Rezension zu "Wie eine nackte Nadel" von Nuruddin Farah
Diesen Roman habe ich von meinem Vater geerbt, jahrelang ignoriert und dann zwei Versuche benötigt, um ihn zu lesen. Den ersten, Anfang des Jahres, habe ich nach wenigen Seiten unterbrochen. Denn die Sprache, sehr offen misogyn und häufig verwirrend, hatte ich bei einem Autoren, der laut Wikipedia eine der wichtigsten literarischen Stimmen Afrikas ist und vor allem die Unterdrückung von Frauen thematisiert, nicht unbedingt erwartet. Außerdem fiel es mir sehr schwer, den Roman einzuordnen.

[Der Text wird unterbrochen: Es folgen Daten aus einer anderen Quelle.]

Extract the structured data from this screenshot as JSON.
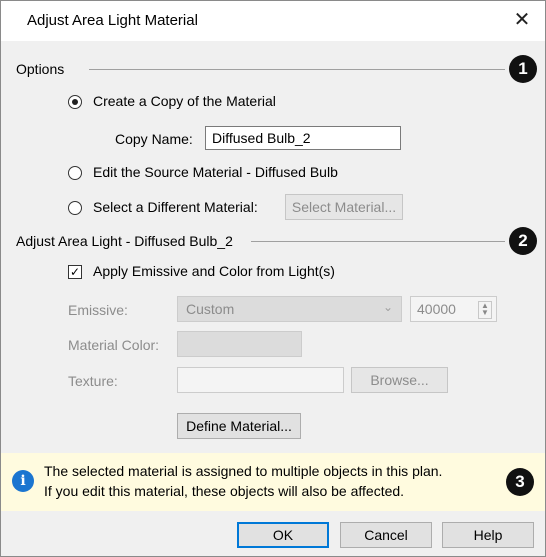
{
  "window": {
    "title": "Adjust Area Light Material",
    "close_glyph": "✕"
  },
  "options": {
    "label": "Options",
    "callout": "1",
    "create_copy": {
      "label": "Create a Copy of the Material",
      "selected": true
    },
    "copy_name": {
      "label": "Copy Name:",
      "value": "Diffused Bulb_2"
    },
    "edit_source": {
      "label": "Edit the Source Material - Diffused Bulb",
      "selected": false
    },
    "select_different": {
      "label": "Select a Different Material:",
      "selected": false,
      "button": "Select Material..."
    }
  },
  "adjust": {
    "label": "Adjust Area Light - Diffused Bulb_2",
    "callout": "2",
    "apply_emissive": {
      "label": "Apply Emissive and Color from Light(s)",
      "checked": true,
      "check_glyph": "✓"
    },
    "emissive": {
      "label": "Emissive:",
      "value": "Custom",
      "number": "40000"
    },
    "material_color": {
      "label": "Material Color:"
    },
    "texture": {
      "label": "Texture:",
      "button": "Browse..."
    },
    "define_button": "Define Material..."
  },
  "info": {
    "icon": "info-icon",
    "line1": "The selected material is assigned to multiple objects in this plan.",
    "line2": "If you edit this material, these objects will also be affected.",
    "callout": "3"
  },
  "footer": {
    "ok": "OK",
    "cancel": "Cancel",
    "help": "Help"
  },
  "colors": {
    "accent": "#0078d7",
    "info_bg": "#fffbdf",
    "info_icon": "#1b75d0"
  }
}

Weil ich ihn aber trotzdem verstehen wollte, habe ich wenige Wochen danach einen zweiten Anlauf unternommen. Nachdem ich das Buch beendet habe, kann ich zumindest sagen, dass ich diese Misogynie für ein stilistisches Mittel halte, das die zerbrochene Gesellschaft und die Frustration und Ichbezogenheit des Protagonisten Koschin darstellt und vermutlich noch sehr viel Symbolik beinhaltet, die ich in Ermangelung unfassenderer Kenntnisse über Somalia nicht ganz erfassen konnte.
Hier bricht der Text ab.